Generally, Romania’s tax laws have been perceived by investors as far from stable and predictable, suffering hundreds of amendments, both large and small, in the last few years, with 2017 (which followed general parliamentary elections) at the top in the number of proposed tax changes. Some of these proposals have been adopted (most notably, the reshaping of the social contribution system and the lowering of the personal income tax rate to ten percent, both of which entered into force in 2018). Others have been abandoned (e.g., plans to introduce a globalized tax system for personal income) or drastically limited (e.g., the very burdensome VAT split payment system, initially intended to apply to all companies as a way to reduce VAT leakage, is applicable in the end only in limited situations).
Fortunately, the tax environment has avoided further other major changes in 2018. And this is a good time for businesses active in Romania to take advantage of the country’s competitive tax system. The 16 percent flat rate for corporate income tax is one of the lowest in the EU, combined with an alternative treatment for small enterprises which can pay a turnover tax of one percent for turnover up to EUR 1 million. In addition, the standard dividend tax has been reduced to five percent, while the 19 percent VAT rate is below the average standard rate applicable in the EU. Labor taxation is relatively high (i.e., slightly above 40 percent of the combined effect of income tax and social contributions on employer’s aggregate payroll costs), with no caps for individual social contributions; still, this burden does not grossly deviate from the average costs incurred by employers in other countries from the region, while it is at the low end when compared with other western EU countries. In addition, IT sector professionals are exempt from the ten percent individual income tax.
Importantly, in the context of current trends at EU and international levels, due to the implementation of anti-abuse and anti-BEPS (base erosion and profit shifting) actions, Romania may boost its role as a holding hub for local and regional investors, who may consider re-routing their investments from traditional holding locations. Thus, Romania benefits from a favorable local holding treatment and a vast number of Double Taxation Treaties concluded with various countries. Subject to certain shareholding conditions, investment outcomes such as dividends and capital gains can transit efficiently through Romanian holding companies with no tax burden.

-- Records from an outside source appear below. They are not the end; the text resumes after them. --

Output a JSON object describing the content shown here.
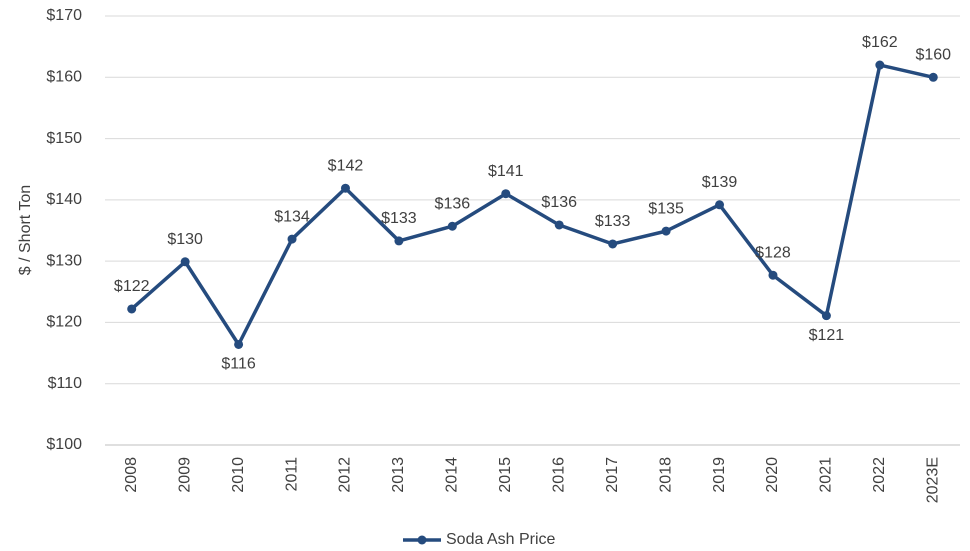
{
  "chart_data": {
    "type": "line",
    "y_label": "$ / Short Ton",
    "categories": [
      "2008",
      "2009",
      "2010",
      "2011",
      "2012",
      "2013",
      "2014",
      "2015",
      "2016",
      "2017",
      "2018",
      "2019",
      "2020",
      "2021",
      "2022",
      "2023E"
    ],
    "series": [
      {
        "name": "Soda Ash Price",
        "color": "#254b7e",
        "values": [
          122.2,
          129.9,
          116.4,
          133.6,
          141.9,
          133.3,
          135.7,
          141.0,
          135.9,
          132.8,
          134.9,
          139.2,
          127.7,
          121.1,
          162.0,
          160.0
        ],
        "value_labels": [
          "$122",
          "$130",
          "$116",
          "$134",
          "$142",
          "$133",
          "$136",
          "$141",
          "$136",
          "$133",
          "$135",
          "$139",
          "$128",
          "$121",
          "$162",
          "$160"
        ]
      }
    ],
    "ylim": [
      100,
      170
    ],
    "yticks": [
      {
        "value": 100,
        "label": "$100"
      },
      {
        "value": 110,
        "label": "$110"
      },
      {
        "value": 120,
        "label": "$120"
      },
      {
        "value": 130,
        "label": "$130"
      },
      {
        "value": 140,
        "label": "$140"
      },
      {
        "value": 150,
        "label": "$150"
      },
      {
        "value": 160,
        "label": "$160"
      },
      {
        "value": 170,
        "label": "$170"
      }
    ],
    "grid": true,
    "legend": "bottom"
  }
}
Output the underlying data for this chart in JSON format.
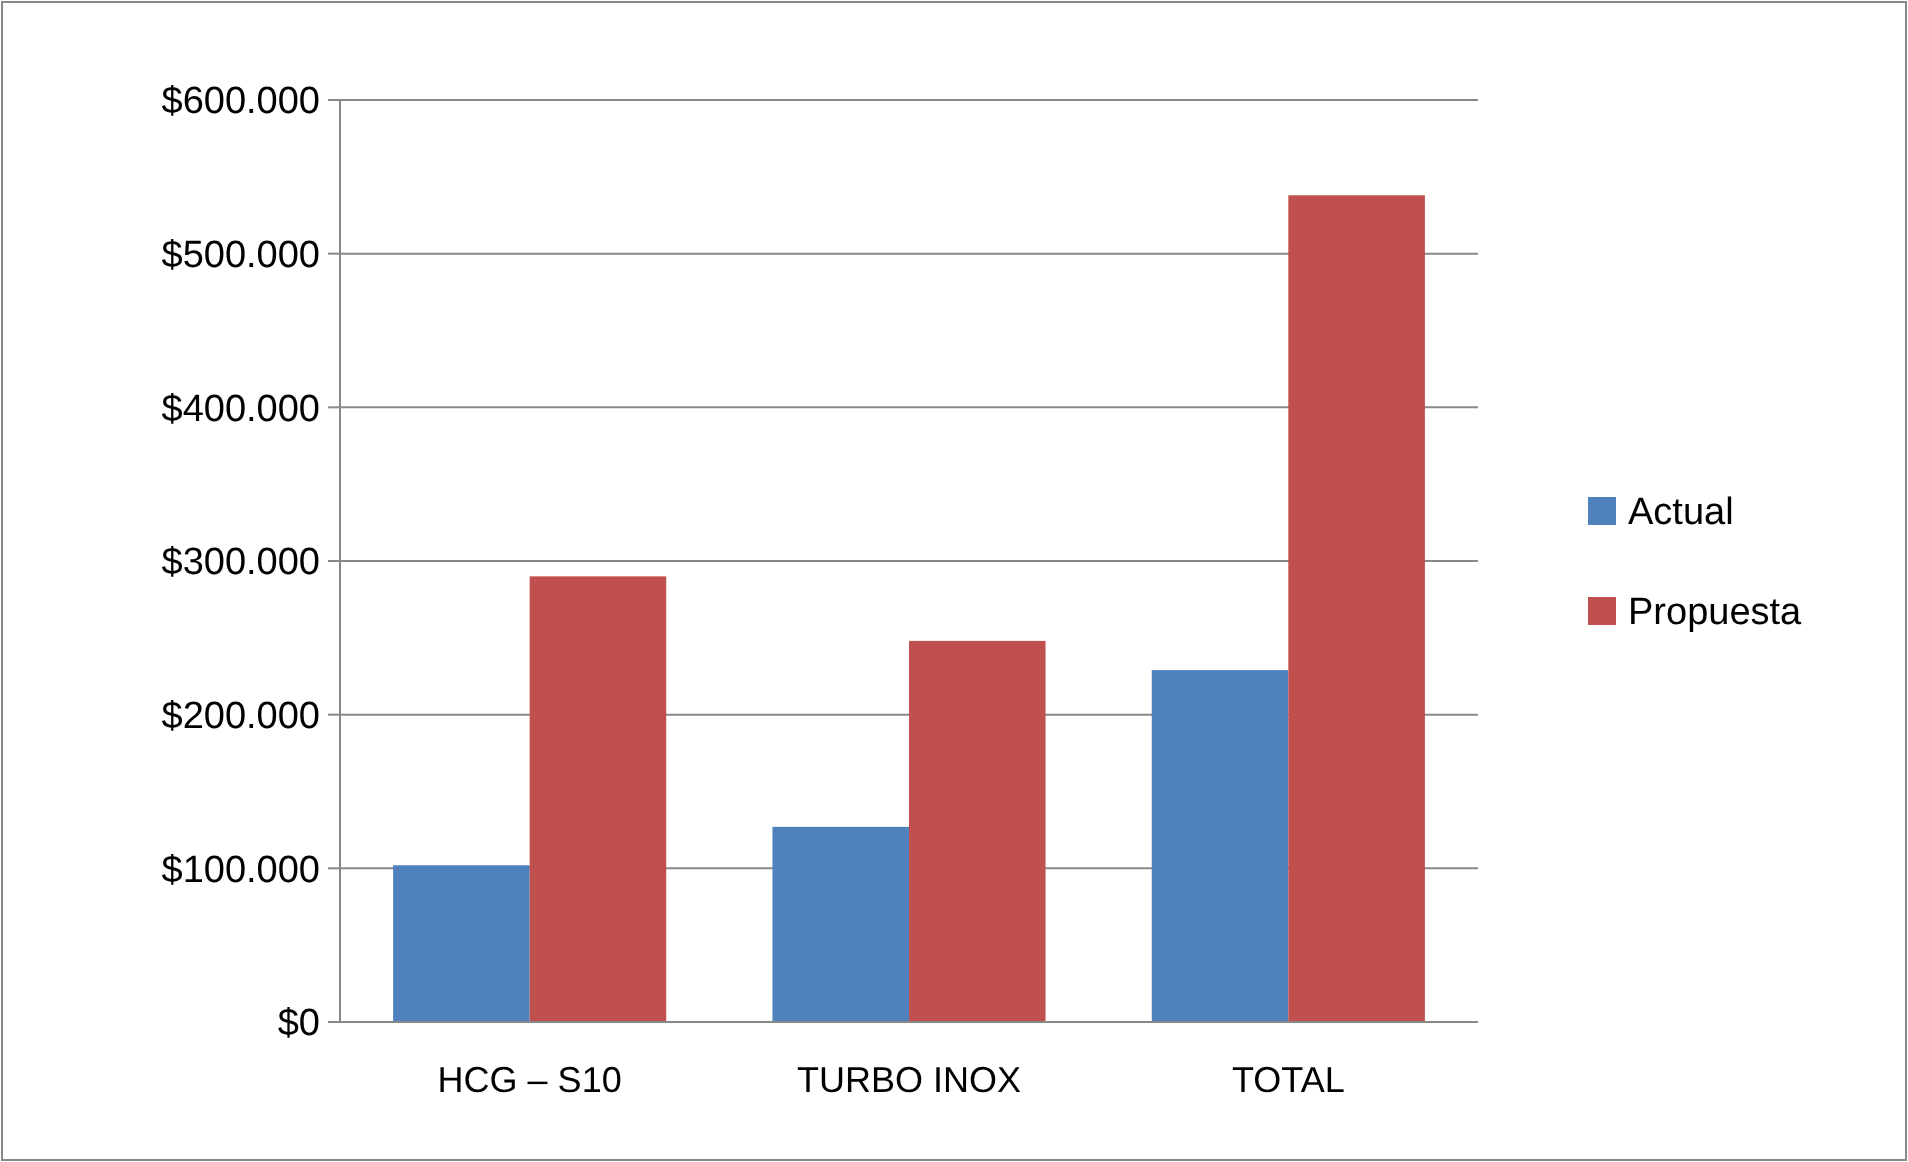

Nevertheless, Romania’s current budgetary pressures and inefficiencies in tax administration may create vulnerabilities for the general tax environment. The public budget deficit is increasing and expected to exceed three percent of GDP in 2018, impacted by a rapid advance of budgetary expenses and a relatively low rate of tax collection. Romania continues to raise the lowest amount of tax revenue as a percentage of GDP and faces the largest VAT gap in the EU. In this context, the threats concern potential changes in fiscal policies to cover short-term budgetary needs, and the worsening of the taxpayers-government relationship. The business environment has already voiced various complaints about excessive tax administration measures, which create obstacles for good taxpayers, including, for example, the bureaucratic and non-transparent procedures in place for obtaining and keeping VAT codes and for assigning different risk levels to taxpayers. Also, companies have generally faced an increase of tax audits and a lack of time-efficient remedies (e.g., appeals in the administrative phase, obtaining advance binding rulings) to protect their business.
So, the key for Romania to keep a friendly and stable tax system is to improve the quality of tax administration and limit general bureaucracy and barriers for businesses. The government can reach this goal by continuing to improve tax digitalization and voluntary compliance while centralizing taxpayer information and risk analysis to eliminate tax leakage.